This is an excellent film. It is a lightly fictionalized version of the events that led up to the financial crash of 2008 due to the housing bubble. It focuses on several individuals who looked closely at the way that housing prices were rising at a far faster rate than the rise in people incomes would predict, looked closely at the mortgages that were being handed out that enabled people to pay ever-increasing prices for the same homes, and came to the conclusion that the whole system was rotten with no accountability and was destined to crash.
These people then decided to do what had long been considered unthinkable about the housing bond market, and that was bet that it would crash. Betting that the price of an item would fall is called ‘shorting’ the stock or bond and they bet big.
The film mixes styles, with some documentary style bits where they have cameos by famous people talking directly to the camera and explaining what is going on and the terms being used. It uses humor effectively to liven up what could easily turn into a didactic exercise in economics. It provides a devastating critique of how the big investment banks, real estate mortgage brokers, the rating agencies, the insurance industry, and government regulators all contributed to the swindle and it charges that they acted with impunity because they knew that the government would bail out the big banks. One character says towards the end of the film that at least as a result of the disaster that had just unfolded, that at least the big banks will be broken up and those bankers responsible will go to jail, right? Yeah, right, and the film was clearly making the point that the culprits got away scot free.
Here’s the trailer.
Back in 2008 I wrote a whole series of posts on how the oligarchy was ripping off the country and a large part of it dealt with the housing bubble so I was familiar with the subject matter of the film. This post deals specifically with the housing bubble and may be helpful for those who want to know more about it and may enable them enjoy this film more.

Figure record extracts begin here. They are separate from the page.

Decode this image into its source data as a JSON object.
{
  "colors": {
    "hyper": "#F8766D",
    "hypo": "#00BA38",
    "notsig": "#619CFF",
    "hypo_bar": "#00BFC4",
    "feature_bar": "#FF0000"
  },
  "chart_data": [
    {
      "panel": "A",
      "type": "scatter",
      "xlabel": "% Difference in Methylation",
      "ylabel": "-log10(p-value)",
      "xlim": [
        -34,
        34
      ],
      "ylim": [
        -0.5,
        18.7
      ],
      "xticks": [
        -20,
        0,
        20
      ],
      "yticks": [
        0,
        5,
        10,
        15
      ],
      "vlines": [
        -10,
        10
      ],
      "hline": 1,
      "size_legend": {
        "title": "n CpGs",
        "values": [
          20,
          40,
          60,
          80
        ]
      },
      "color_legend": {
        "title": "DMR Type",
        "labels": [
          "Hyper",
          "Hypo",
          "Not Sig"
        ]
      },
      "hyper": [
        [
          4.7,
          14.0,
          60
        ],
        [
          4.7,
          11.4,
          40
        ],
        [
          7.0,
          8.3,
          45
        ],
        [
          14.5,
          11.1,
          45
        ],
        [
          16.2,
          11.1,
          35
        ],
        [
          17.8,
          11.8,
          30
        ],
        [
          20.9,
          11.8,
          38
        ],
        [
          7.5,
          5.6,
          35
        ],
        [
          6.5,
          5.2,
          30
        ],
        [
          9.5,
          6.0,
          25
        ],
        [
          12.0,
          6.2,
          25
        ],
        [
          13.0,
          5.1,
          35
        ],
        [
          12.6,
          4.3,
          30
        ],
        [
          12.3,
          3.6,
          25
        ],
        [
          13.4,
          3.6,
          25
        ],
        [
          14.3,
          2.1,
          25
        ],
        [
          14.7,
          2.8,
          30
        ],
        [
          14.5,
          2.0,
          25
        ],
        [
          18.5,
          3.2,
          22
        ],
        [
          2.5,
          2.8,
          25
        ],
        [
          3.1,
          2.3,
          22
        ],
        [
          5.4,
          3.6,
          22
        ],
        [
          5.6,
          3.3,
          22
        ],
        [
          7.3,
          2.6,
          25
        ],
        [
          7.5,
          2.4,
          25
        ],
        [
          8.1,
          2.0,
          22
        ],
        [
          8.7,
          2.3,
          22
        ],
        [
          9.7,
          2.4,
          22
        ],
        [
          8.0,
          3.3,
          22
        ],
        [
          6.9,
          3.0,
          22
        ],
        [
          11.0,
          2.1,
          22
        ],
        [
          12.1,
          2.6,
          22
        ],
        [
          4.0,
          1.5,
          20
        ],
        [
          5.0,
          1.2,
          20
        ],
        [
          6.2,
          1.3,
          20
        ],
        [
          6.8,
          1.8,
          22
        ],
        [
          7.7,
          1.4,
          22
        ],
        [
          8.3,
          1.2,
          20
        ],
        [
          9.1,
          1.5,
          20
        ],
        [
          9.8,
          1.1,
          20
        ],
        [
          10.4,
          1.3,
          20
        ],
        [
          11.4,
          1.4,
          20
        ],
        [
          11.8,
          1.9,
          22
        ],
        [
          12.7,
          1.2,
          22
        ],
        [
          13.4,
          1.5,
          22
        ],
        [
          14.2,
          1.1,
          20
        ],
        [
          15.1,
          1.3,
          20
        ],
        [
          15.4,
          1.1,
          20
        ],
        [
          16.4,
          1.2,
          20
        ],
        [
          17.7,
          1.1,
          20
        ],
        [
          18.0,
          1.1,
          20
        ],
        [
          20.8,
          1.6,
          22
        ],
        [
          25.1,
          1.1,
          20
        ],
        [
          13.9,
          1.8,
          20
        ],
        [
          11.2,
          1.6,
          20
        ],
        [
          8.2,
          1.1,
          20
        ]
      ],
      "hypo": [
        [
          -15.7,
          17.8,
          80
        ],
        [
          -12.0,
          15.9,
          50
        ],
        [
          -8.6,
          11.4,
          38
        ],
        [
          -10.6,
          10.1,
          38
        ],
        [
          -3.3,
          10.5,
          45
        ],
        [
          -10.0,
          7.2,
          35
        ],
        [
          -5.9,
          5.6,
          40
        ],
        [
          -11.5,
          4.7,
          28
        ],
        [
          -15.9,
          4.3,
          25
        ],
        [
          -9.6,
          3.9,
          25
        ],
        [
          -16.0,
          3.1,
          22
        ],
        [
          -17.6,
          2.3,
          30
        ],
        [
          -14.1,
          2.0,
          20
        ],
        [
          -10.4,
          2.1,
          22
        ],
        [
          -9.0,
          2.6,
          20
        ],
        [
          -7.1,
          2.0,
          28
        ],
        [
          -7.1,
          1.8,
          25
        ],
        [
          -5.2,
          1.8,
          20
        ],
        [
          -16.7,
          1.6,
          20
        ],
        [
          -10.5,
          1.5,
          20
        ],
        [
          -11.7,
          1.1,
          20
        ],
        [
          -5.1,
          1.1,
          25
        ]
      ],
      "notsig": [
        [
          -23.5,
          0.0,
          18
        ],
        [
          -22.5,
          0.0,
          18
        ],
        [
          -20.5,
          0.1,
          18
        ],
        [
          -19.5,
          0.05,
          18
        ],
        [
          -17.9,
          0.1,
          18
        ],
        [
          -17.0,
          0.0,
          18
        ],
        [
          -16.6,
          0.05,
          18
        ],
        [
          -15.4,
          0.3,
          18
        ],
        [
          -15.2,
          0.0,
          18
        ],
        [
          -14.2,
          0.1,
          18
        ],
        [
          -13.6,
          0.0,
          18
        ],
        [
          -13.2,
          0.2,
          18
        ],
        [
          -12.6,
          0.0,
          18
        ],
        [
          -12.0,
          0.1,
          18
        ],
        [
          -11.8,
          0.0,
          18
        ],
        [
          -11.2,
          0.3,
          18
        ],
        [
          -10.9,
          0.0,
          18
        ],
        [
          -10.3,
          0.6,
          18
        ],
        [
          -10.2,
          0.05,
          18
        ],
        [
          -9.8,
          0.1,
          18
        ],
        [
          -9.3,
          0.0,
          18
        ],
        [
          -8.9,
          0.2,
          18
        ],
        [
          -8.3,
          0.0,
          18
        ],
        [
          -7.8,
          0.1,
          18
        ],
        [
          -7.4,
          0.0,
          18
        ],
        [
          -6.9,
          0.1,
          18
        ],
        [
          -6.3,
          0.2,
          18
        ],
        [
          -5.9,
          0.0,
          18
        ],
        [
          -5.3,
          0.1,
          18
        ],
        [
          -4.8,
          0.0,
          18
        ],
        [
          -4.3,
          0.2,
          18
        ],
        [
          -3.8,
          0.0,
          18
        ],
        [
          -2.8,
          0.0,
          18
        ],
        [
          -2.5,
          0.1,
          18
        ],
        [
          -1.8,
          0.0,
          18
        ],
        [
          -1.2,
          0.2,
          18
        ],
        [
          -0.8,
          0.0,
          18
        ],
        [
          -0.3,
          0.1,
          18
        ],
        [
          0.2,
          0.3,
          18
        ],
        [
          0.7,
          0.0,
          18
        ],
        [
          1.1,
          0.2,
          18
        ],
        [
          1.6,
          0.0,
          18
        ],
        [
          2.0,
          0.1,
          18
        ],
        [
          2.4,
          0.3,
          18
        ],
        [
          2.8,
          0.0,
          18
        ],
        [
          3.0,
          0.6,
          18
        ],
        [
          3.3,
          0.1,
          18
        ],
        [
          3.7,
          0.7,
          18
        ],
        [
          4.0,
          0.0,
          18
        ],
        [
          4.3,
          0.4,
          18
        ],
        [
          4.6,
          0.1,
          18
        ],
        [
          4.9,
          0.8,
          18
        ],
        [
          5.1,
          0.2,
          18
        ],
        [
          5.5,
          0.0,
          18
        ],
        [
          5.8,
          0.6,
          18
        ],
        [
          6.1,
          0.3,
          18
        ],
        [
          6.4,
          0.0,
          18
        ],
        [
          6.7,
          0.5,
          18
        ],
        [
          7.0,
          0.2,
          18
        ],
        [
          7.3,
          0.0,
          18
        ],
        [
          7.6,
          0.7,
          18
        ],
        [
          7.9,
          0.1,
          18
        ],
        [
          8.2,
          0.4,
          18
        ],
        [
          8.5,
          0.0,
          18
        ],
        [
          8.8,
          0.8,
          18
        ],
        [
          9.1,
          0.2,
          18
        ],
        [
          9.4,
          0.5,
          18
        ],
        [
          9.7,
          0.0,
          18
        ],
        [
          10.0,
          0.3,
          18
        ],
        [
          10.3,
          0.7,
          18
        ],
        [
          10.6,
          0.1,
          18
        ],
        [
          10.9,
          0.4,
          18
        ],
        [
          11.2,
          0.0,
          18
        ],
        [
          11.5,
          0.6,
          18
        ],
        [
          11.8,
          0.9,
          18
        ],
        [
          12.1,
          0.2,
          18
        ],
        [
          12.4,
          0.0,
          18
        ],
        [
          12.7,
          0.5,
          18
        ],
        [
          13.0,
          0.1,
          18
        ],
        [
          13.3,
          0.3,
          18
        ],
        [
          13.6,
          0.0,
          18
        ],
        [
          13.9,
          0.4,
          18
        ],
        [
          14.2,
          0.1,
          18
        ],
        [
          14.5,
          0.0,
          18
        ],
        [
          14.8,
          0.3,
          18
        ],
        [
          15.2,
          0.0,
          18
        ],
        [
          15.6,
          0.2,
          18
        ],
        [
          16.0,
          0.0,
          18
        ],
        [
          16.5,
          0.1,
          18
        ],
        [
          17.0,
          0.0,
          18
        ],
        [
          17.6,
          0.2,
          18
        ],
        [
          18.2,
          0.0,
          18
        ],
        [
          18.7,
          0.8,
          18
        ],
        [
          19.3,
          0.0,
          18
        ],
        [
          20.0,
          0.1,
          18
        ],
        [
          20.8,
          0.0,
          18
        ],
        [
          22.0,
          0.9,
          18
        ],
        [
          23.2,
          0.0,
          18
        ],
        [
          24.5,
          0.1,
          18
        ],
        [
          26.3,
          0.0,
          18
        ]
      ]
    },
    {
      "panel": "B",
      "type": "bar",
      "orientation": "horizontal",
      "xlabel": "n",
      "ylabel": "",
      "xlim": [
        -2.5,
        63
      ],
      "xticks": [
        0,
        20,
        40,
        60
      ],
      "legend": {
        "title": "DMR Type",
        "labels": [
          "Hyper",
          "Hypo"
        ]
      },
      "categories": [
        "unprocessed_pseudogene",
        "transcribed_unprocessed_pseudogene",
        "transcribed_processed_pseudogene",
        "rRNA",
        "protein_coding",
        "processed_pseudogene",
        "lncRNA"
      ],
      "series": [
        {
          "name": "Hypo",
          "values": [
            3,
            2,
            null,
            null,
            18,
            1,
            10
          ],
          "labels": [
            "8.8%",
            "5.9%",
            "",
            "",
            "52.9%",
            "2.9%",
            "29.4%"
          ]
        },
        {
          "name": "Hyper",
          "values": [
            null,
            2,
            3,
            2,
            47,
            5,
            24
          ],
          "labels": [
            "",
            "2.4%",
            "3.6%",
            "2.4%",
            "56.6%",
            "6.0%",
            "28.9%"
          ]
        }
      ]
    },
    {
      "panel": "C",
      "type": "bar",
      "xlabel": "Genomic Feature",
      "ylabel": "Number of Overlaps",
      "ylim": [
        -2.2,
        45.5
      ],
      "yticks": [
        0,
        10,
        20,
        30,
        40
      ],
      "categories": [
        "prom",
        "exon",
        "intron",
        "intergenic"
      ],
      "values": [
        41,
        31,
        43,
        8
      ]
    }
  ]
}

This film is reminiscent of another excellent film Margin Call (2011) that I reviewed here. That film dealt with a single financial firm over a period of 24 hours when it discovers that its mortgage-based securities holdings are rapidly becoming worthless.
It is encouraging that entertaining and informative films with big box-office stars (this one has Christian Bale, Ryan Gosling, Steve Carell, and Brad Pitt) can be made about important but esoteric topics.